9.bölüm

122K 2.7K 187
                                    

Keyifli okumalar :) 

Ege... Onun yanına gidebilirdim. Bana gereksiz sorulardan sormaz ama korurdu, değil mi? Hem göz göre göre genç bir kızı da ölüme sürüklemezdi o. Yağız ya da Baran gibi değildi. Hatta benim gibi bile değildi. Masumdu bence o. Onunla kendimi temizlemeliyim ben de. Tekrar masum Armin olmalıydım. Böyle devam ettikçe daha da bataklığa gömülüyordum ve çamur her yerimi kirletiyordu. Hatta belki de Buğra'nın yanına da gidebilirim. Bana destek olurdu tıpkı Ege gibi. "Armin beni bekle." diye bağıran Yağız'ı dinlemeden hızlı barakanın kapısını açtım. Dışarı çıktığımda aldığım oksijen boğazımı yaktı. Saatlerdir havasız kaldığım bodrumun beni mahvettiğini anlamamıştım bile. Yağız ve Baran'ın bana hemen yetişebileceğini bildiğim için vakit kaybetmeden koşmaya başladım. Nereye gittiğimi bilmeden boş yolda öylece koşuyordum. Bir tarafı ormanlık diğer tarafı uçurum olan yol... Ne yapmalıydım? Uçurumdan atlayarak her şeye son vermek mi? Ormanın içine dalarak Yağız'ın beni bulmasını imkânsızlaştırmak mı? Yoksa düz yolda koşmaya devam ederek beni yakalama ihtimalini arttırmak mı? Hangisini seçmeliydim? Henüz karar verememiş, koşmaya devam ederken bizden gözlerimi acıtan ışıkla olduğum yerde kaldım ve kollarımı gözlerime siper ettim. Ani frenle önümde duran arabanın sahibini ise görmeyi hiç beklemiyordum.

***

Arabanın içinde düşüncelerime dalmış giderken, sürücü koltuğuna doğru dönüp duruyordum. Her baktığımda hayal olmadığını anlıyordum ama sadece raporu eksik bir deli olduğum için bunun da beynimin oynadığı bir oyun olmasından çok korkuyordum. Dakikalardır sessizde kalmış olan telefonum cebimde titriyordu. Büyük ihtimalle Yağız arıyordu ama yine de emin olmak için telefona bakacak enerjim bile yoktu. Telefon her sustuğunda "Tamam bitti" diyordum ama o hiç usanmadan tekrar arıyordu. Kim bilir kaç cevapsız çağrı vardı. Tekrar aramaya başladığında dayanamadım ve cebimden telefonu çıkardım. Otuz sekiz cevapsız çağrı vardı ve hepsi Yağız'dandı. 
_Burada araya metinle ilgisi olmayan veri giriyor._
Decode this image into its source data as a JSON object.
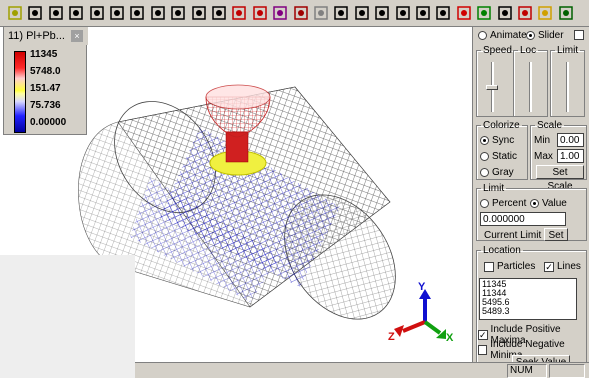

"Yağız mı arıyor? " diye sordu babam. 

"Evet." dedim sessizce. Ona kırgındım aslında ama o depodan kaçarken onu gördüğümde kendimi güvende hissetmiştim. Batan bir geminin içinden kurtulup karaya çıkan bir insan gibiydim. O benim karamdı. Denize çekip batırmak isteyen ise Yağız'dı. Depo aklıma geldiğinde Gizem'in başına gelenleri hatırladım ve istemsizce gözümden birkaç damla yaş düştü. 
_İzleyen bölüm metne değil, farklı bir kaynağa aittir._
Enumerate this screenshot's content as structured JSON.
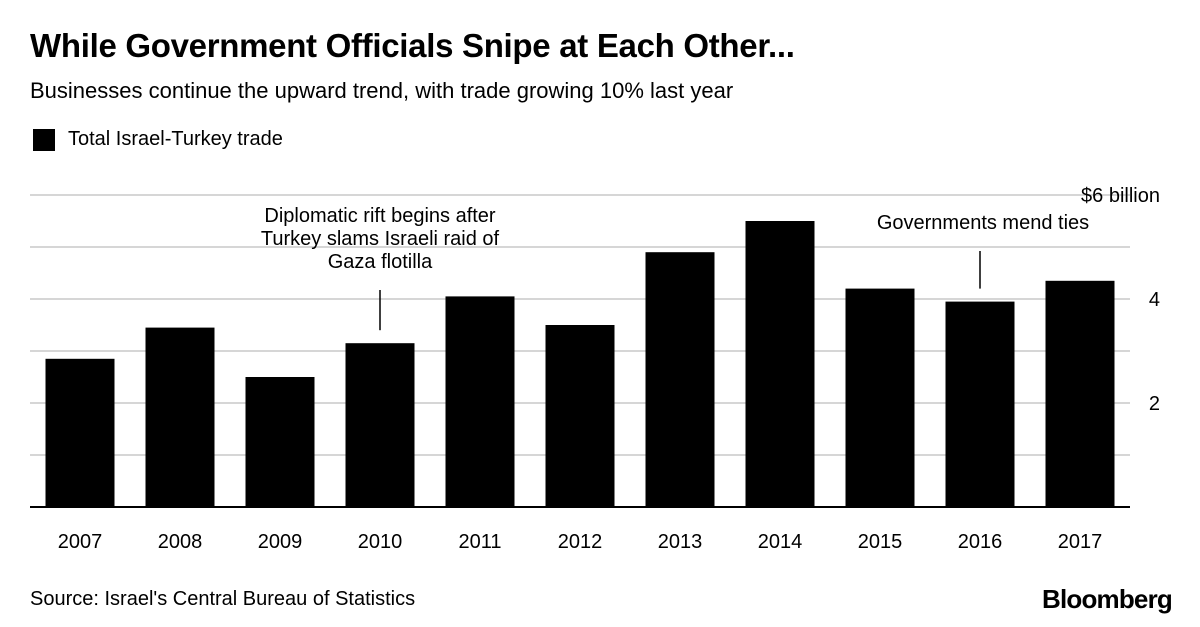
{
  "title": "While Government Officials Snipe at Each Other...",
  "subtitle": "Businesses continue the upward trend, with trade growing 10% last year",
  "legend": {
    "label": "Total Israel-Turkey trade",
    "color": "#000000"
  },
  "source": "Source: Israel's Central Bureau of Statistics",
  "brand": "Bloomberg",
  "chart_data": {
    "type": "bar",
    "title": "While Government Officials Snipe at Each Other...",
    "xlabel": "",
    "ylabel": "",
    "ylim": [
      0,
      6
    ],
    "y_ticks": [
      {
        "value": 2,
        "label": "2"
      },
      {
        "value": 4,
        "label": "4"
      },
      {
        "value": 6,
        "label": "$6 billion"
      }
    ],
    "gridlines": [
      1,
      2,
      3,
      4,
      5,
      6
    ],
    "categories": [
      "2007",
      "2008",
      "2009",
      "2010",
      "2011",
      "2012",
      "2013",
      "2014",
      "2015",
      "2016",
      "2017"
    ],
    "series": [
      {
        "name": "Total Israel-Turkey trade",
        "color": "#000000",
        "values": [
          2.85,
          3.45,
          2.5,
          3.15,
          4.05,
          3.5,
          4.9,
          5.5,
          4.2,
          3.95,
          4.35
        ]
      }
    ],
    "annotations": [
      {
        "category": "2010",
        "lines": [
          "Diplomatic rift begins after",
          "Turkey slams Israeli raid of",
          "Gaza flotilla"
        ]
      },
      {
        "category": "2016",
        "lines": [
          "Governments mend ties"
        ]
      }
    ]
  }
}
"Ağlama bir tanem. Konuşmak istemiyorsan açma telefonu, tamam mı? Daha sonra halledebiliriz bunu." dedi anlayışlı bir sesle. Ona ihtiyacım olduğunu bir kez daha anladım. Daha ben çocuktum. 

Babamın güvenli kollarına ve annemin cennet kokusuna ihtiyacım vardı. 

"Ben..." diye mırıldandım. Ne söylemem gerektiğini bile bilmiyordum. "Beni neden verdiniz ona?" diye sordum daha şiddetli ağlamaya başlarken. Biraz önce onu karşımda gördüğümde her şey anlamını yitirmişti ve hemen boynuna atlamıştım ama gerçek o kadar basit değildi işte. "Prensesim... Lütfen. Şimdi düşünme bunları." dedi bir eliyle saçlarımı okşarken. 

"Orada bir kız öldü baba. Hem de benim yüzümden biliyor musun?" dedim hıçkırırken. "Hem sen nasıl geldin? Orayı nasıl buldun?" 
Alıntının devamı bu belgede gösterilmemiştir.